Abundio Castañeda recordava: “Don Aurélio era um homem muito cuidadoso com os seus grãos. Revistava-os grão por grão, conhecia a proveniência de cada saco e levava contas exatas. Depois que Mariana desapareceu, agia como se o negócio já não lhe importasse. Deixava sacos abertos sob a chuva e não se preocupava quando os ratos invadiam o armazém.”
A deterioração económica da família tornou-se evidente quando Don Aurélio começou a vender artigos do lar. Remédios foi vista no mercado a trocar rebozos bordados e objetos de prata por comida básica. Os vizinhos observaram que as janelas de ferro forjado da casa foram removidas e vendidas, deixando os caixilhos vazios que davam à residência um aspeto lúgubre.

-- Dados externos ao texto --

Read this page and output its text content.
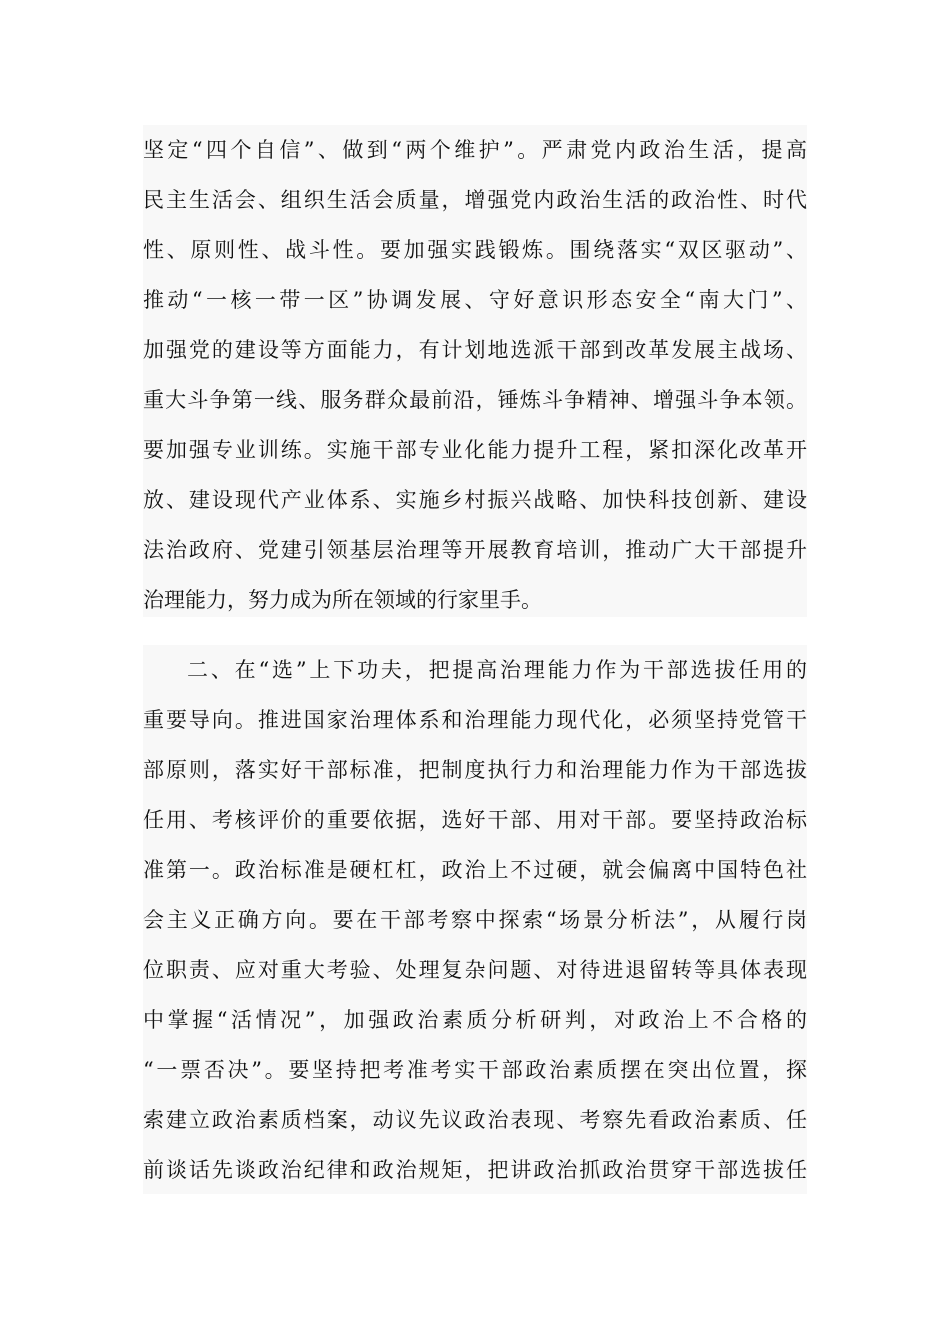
坚定“四个自信”、做到“两个维护”。严肃党内政治生活，提高
民主生活会、组织生活会质量，增强党内政治生活的政治性、时代
性、原则性、战斗性。要加强实践锻炼。围绕落实“双区驱动”、
推动“一核一带一区”协调发展、守好意识形态安全“南大门”、
加强党的建设等方面能力，有计划地选派干部到改革发展主战场、
重大斗争第一线、服务群众最前沿，锤炼斗争精神、增强斗争本领。
要加强专业训练。实施干部专业化能力提升工程，紧扣深化改革开
放、建设现代产业体系、实施乡村振兴战略、加快科技创新、建设
法治政府、党建引领基层治理等开展教育培训，推动广大干部提升
治理能力，努力成为所在领域的行家里手。
二、在“选”上下功夫，把提高治理能力作为干部选拔任用的
重要导向。推进国家治理体系和治理能力现代化，必须坚持党管干
部原则，落实好干部标准，把制度执行力和治理能力作为干部选拔
任用、考核评价的重要依据，选好干部、用对干部。要坚持政治标
准第一。政治标准是硬杠杠，政治上不过硬，就会偏离中国特色社
会主义正确方向。要在干部考察中探索“场景分析法”，从履行岗
位职责、应对重大考验、处理复杂问题、对待进退留转等具体表现
中掌握“活情况”，加强政治素质分析研判，对政治上不合格的
“一票否决”。要坚持把考准考实干部政治素质摆在突出位置，探
索建立政治素质档案，动议先议政治表现、考察先看政治素质、任
前谈话先谈政治纪律和政治规矩，把讲政治抓政治贯穿干部选拔任
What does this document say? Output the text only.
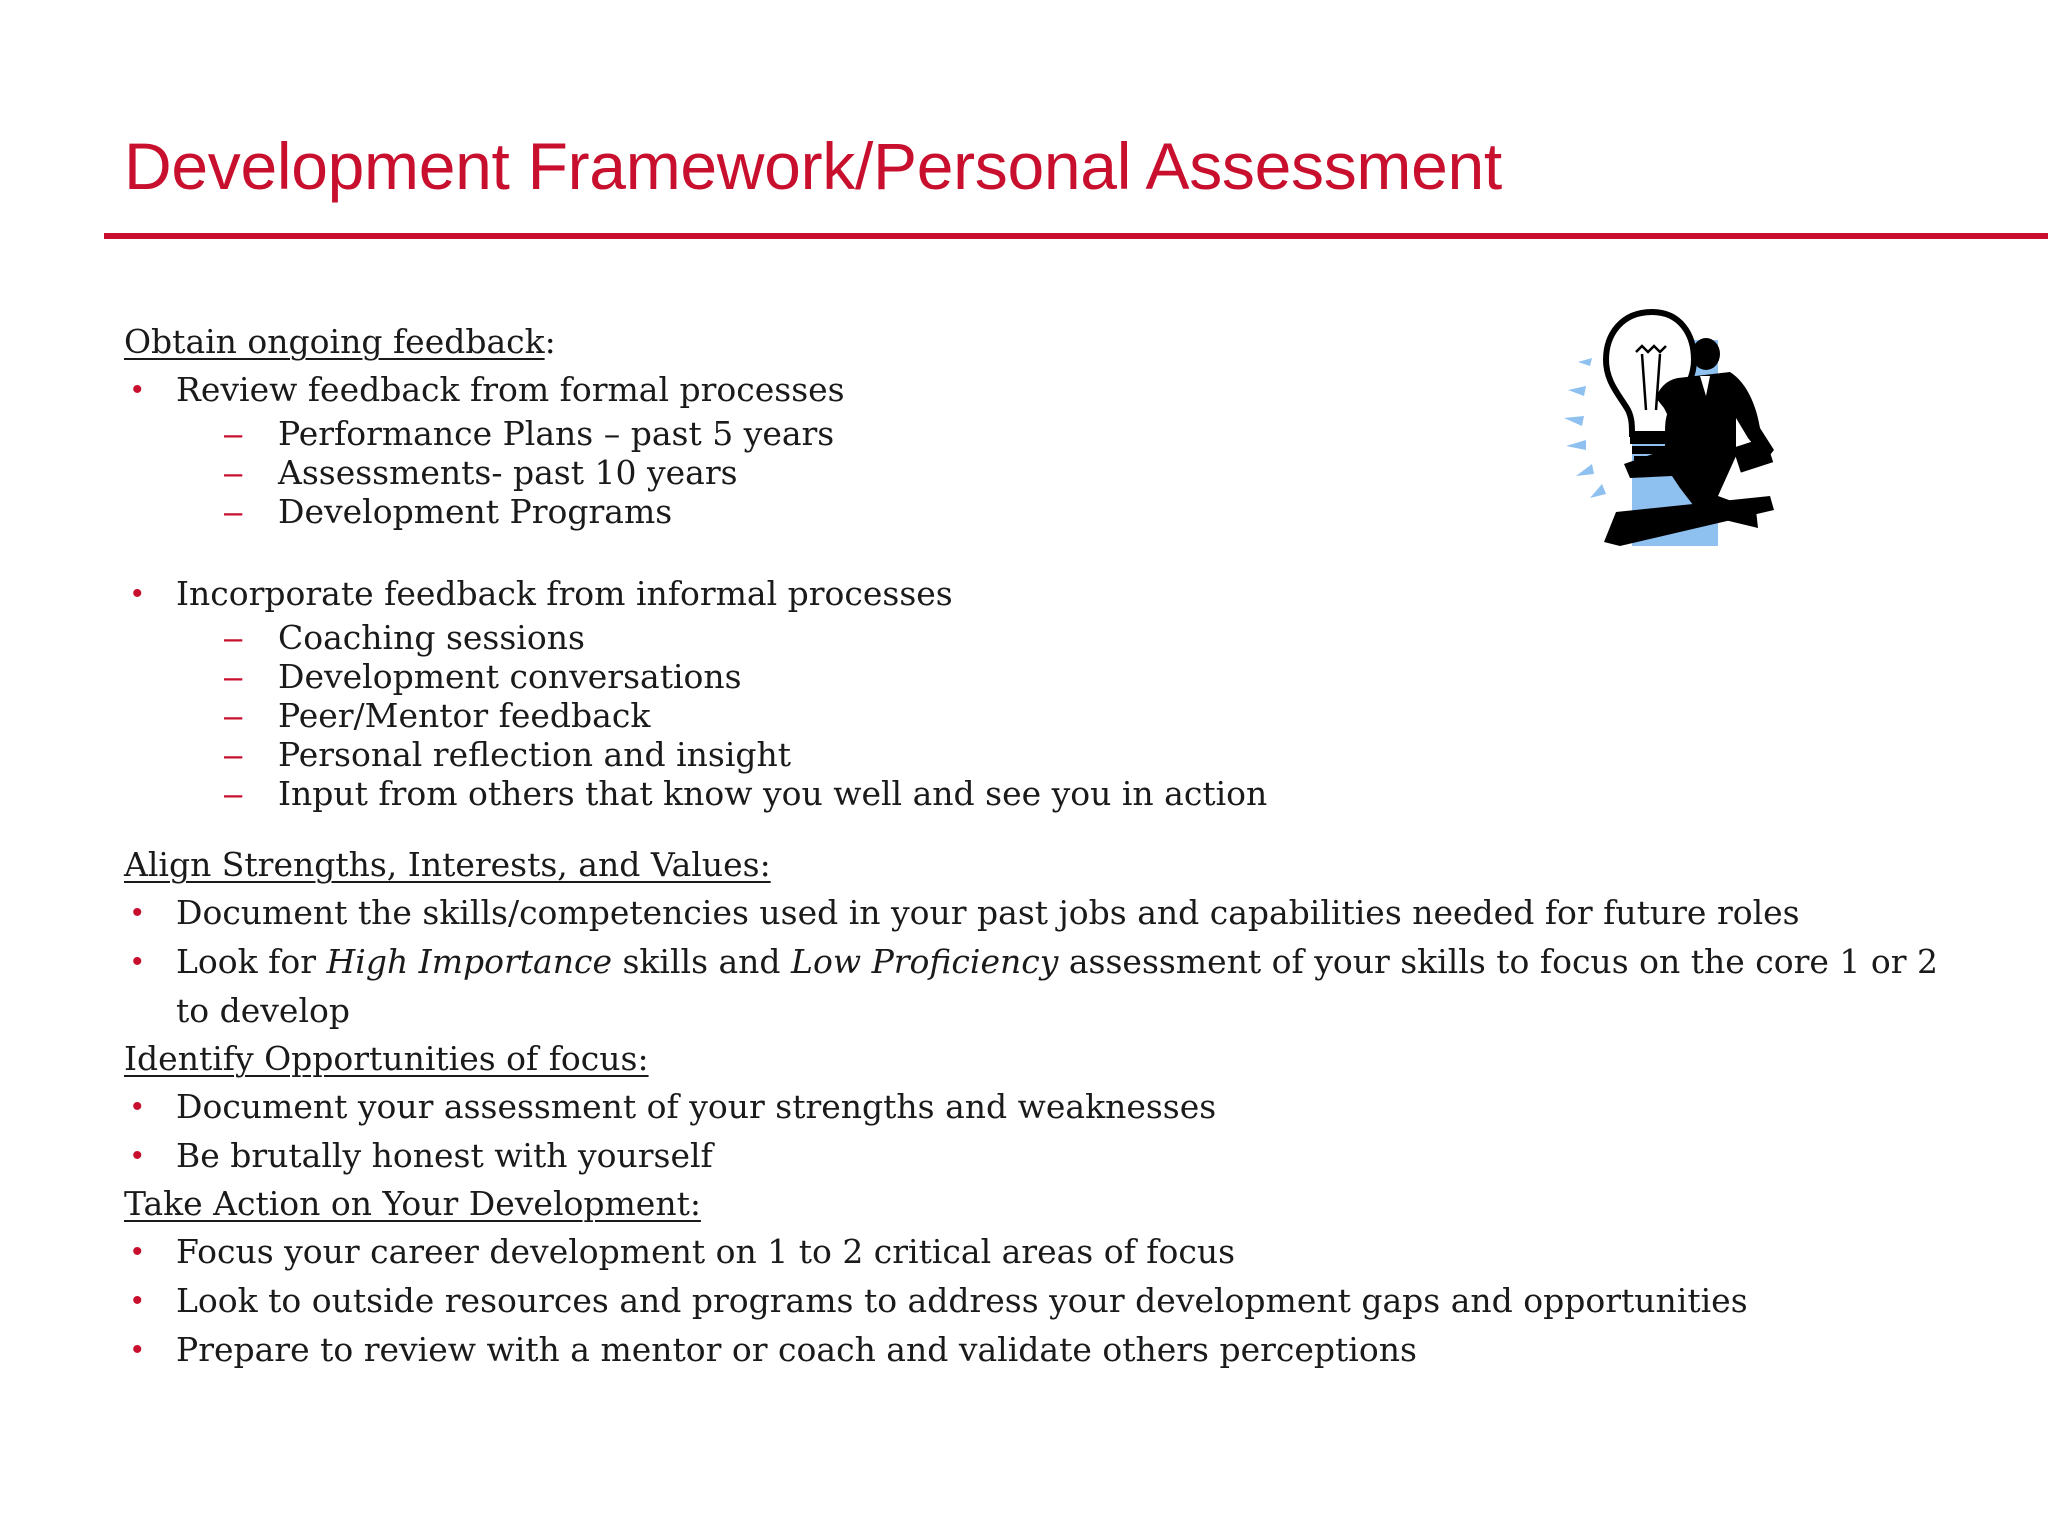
Development Framework/Personal Assessment
Obtain ongoing feedback:
• Review feedback from formal processes
– Performance Plans – past 5 years
– Assessments- past 10 years
– Development Programs
• Incorporate feedback from informal processes
– Coaching sessions
– Development conversations
– Peer/Mentor feedback
– Personal reflection and insight
– Input from others that know you well and see you in action
Align Strengths, Interests, and Values:
• Document the skills/competencies used in your past jobs and capabilities needed for future roles
• Look for High Importance skills and Low Proficiency assessment of your skills to focus on the core 1 or 2 to develop
Identify Opportunities of focus:
• Document your assessment of your strengths and weaknesses
• Be brutally honest with yourself
Take Action on Your Development:
• Focus your career development on 1 to 2 critical areas of focus
• Look to outside resources and programs to address your development gaps and opportunities
• Prepare to review with a mentor or coach and validate others perceptions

Durante o mês de maio de 1919, o Padre Celestino Márquez decidiu fazer uma visita pastoral à família Salazar. Segundo os seus registos, a casa apresentava um aspeto de abandono que contrastava dramaticamente com a pulcritude que havia caracterizado a família.
As cortinas permaneciam fechadas, o odor do pátio havia mudado notavelmente e só Dona Carmen saiu para o receber, impedindo que entrasse na residência.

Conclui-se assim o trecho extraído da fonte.